Heavy flooding in Newark, NJ on September 1, 2021.Courtesy of Nick Kurczewski

New York City’s National Weather Service noted Wednesday was the first time he had issued a “flash flood emergency” for the city. This term, different from a flood warning, denotes an extremely rare situation with a serious threat to human life and catastrophic damage it noted.

The governor of New Jersey has declared a state of emergency due to the inclement weather. “Stay off the roads, stay home and stay safe,” Gov. Phil Murphy said.

The mayor of Passaic, Hector C. Lora, has declared a state of emergency, one of many cities in the region to do so. He broadcast the scene live as cars submerged to their headlights in a flooded section of the city of about 70,000 people. Some cars were hit in the middle of the street.

Passaic Deputy Police Chief Louis Gentile said all kinds of vehicles were stuck and warned residents not to be fooled into thinking they have a powerful car.

“We have stuck fire trucks, we have stuck ambulances, we have people who are still stuck and not coming out of the water,” he said. “It is very serious.”

At least one tornado has hit Mullica Hill, New Jersey, forecasters say. At least nine homes have been destroyed, NBC Philadelphia reported. Damage has been reported in southeastern Pennsylvania, Pennsylvania and New Jersey, National Weather Service meteorologist Sarah Johnson said, but investigative teams will need to confirm if it was more tornadoes. .

New Jersey Transit said rail service was suspended.

Torrential rains from the remnants of Hurricane Ida prompted the evacuation of thousands on Wednesday after water reached dangerous levels at a dam near Johnstown, a Pennsylvania town known as Flood City.

Some areas near Johnstown, whose history includes several fatal floods, saw 5 inches or more of rain by mid-afternoon, a flood that triggered an evacuation order for people downstream of the Wilmore Dam .

Cambria County Emergency Management Director and 911 Center Chief Art Martynuska said the water level at Wilmore Dam had reached a height requiring evacuation.

The nearby Hinckston Run Dam was also monitored but appeared stable in the late afternoon, he said, when water levels at Wilmore Dam were dropping.

Gov. Tom Wolf said he was sending emergency responders to Bucks County, including National Guard ocean going vehicles and an urban search and rescue team, to southeastern Pennsylvania. as a result of tornadoes and flooding.

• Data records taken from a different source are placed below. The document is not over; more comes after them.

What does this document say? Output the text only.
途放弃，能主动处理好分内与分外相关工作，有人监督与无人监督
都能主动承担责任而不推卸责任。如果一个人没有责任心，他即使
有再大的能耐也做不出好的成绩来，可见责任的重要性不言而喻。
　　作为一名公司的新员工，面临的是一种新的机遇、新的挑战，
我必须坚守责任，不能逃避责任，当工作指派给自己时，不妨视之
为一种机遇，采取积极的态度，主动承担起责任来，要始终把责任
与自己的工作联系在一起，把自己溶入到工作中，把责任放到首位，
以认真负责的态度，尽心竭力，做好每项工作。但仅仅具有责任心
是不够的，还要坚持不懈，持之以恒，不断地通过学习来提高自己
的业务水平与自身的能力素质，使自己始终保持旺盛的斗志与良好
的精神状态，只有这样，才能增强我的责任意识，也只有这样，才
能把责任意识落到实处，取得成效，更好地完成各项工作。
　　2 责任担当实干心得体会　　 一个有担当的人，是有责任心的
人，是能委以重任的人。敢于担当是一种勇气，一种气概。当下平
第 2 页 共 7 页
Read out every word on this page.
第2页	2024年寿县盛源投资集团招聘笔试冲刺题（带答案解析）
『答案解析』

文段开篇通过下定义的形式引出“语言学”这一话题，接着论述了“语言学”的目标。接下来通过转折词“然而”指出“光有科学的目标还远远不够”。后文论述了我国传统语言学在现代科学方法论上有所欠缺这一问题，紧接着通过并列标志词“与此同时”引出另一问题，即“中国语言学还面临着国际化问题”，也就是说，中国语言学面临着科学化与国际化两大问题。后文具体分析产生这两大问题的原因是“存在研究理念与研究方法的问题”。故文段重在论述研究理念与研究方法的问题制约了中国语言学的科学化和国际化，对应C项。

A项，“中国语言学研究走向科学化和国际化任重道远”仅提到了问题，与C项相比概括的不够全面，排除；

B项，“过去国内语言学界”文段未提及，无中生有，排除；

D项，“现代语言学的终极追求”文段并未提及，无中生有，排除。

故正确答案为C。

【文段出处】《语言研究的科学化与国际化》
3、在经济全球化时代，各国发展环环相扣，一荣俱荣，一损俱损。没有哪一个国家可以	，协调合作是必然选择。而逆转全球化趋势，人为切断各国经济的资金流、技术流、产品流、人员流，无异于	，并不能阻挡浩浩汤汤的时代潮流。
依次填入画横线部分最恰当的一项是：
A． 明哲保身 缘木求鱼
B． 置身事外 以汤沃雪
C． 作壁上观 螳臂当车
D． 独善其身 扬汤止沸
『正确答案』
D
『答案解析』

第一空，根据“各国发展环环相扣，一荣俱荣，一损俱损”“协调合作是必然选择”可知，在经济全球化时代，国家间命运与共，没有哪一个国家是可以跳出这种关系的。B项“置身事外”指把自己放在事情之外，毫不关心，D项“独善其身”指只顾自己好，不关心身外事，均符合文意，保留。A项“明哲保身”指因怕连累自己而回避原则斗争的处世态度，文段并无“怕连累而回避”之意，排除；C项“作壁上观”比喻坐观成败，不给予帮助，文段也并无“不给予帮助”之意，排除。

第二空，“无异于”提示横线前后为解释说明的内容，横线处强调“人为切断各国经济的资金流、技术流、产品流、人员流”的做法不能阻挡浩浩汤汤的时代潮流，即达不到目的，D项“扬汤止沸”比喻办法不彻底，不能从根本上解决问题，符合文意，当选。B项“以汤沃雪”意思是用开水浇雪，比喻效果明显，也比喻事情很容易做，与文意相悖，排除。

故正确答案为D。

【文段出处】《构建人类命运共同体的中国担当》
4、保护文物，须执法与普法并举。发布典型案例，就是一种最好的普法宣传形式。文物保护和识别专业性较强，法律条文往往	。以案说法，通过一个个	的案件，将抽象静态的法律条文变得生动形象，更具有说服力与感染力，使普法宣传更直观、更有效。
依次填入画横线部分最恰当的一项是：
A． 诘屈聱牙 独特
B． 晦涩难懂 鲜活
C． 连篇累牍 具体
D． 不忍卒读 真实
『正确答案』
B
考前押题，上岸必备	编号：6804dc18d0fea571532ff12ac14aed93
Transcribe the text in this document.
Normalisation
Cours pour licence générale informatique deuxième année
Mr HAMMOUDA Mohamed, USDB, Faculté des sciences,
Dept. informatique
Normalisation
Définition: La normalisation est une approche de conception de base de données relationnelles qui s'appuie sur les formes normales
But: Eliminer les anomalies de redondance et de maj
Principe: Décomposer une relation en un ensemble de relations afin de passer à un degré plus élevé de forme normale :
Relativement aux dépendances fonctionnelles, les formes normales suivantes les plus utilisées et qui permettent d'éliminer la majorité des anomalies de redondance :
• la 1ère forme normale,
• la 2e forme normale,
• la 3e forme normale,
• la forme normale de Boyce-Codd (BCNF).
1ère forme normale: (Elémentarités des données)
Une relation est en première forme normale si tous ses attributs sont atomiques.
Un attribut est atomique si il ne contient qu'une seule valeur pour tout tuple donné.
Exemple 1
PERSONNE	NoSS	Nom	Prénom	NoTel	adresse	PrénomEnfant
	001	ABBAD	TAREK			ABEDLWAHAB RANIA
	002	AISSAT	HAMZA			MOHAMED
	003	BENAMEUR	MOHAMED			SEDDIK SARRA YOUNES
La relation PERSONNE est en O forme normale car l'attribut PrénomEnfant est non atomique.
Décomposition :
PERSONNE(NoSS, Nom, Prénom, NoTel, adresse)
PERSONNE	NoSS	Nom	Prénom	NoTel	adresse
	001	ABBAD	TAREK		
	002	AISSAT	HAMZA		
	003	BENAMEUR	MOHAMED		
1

Johnson, of the Weather Services office in Mount Holly, New Jersey, which also covers Philadelphia and southeastern Pennsylvania, said there had been reports of up to 7 inches of rain on Wednesday.

In Maryland, a 19-year-old man died after flooding that displaced 150 people from a building Wednesday morning, police said. There was also a suspected tornado that caused damage in Annapolis.

The severe weather occurred as post-tropical Cyclone Ida, which hit Louisiana as a Category 4 hurricane on Sunday, caused heavy precipitation in the region.

The hurricane and its remains cut power to hundreds of thousands of people in Louisiana and beyond and the storm is believed to be a factor in at least 10 deaths, including those killed on Wednesday.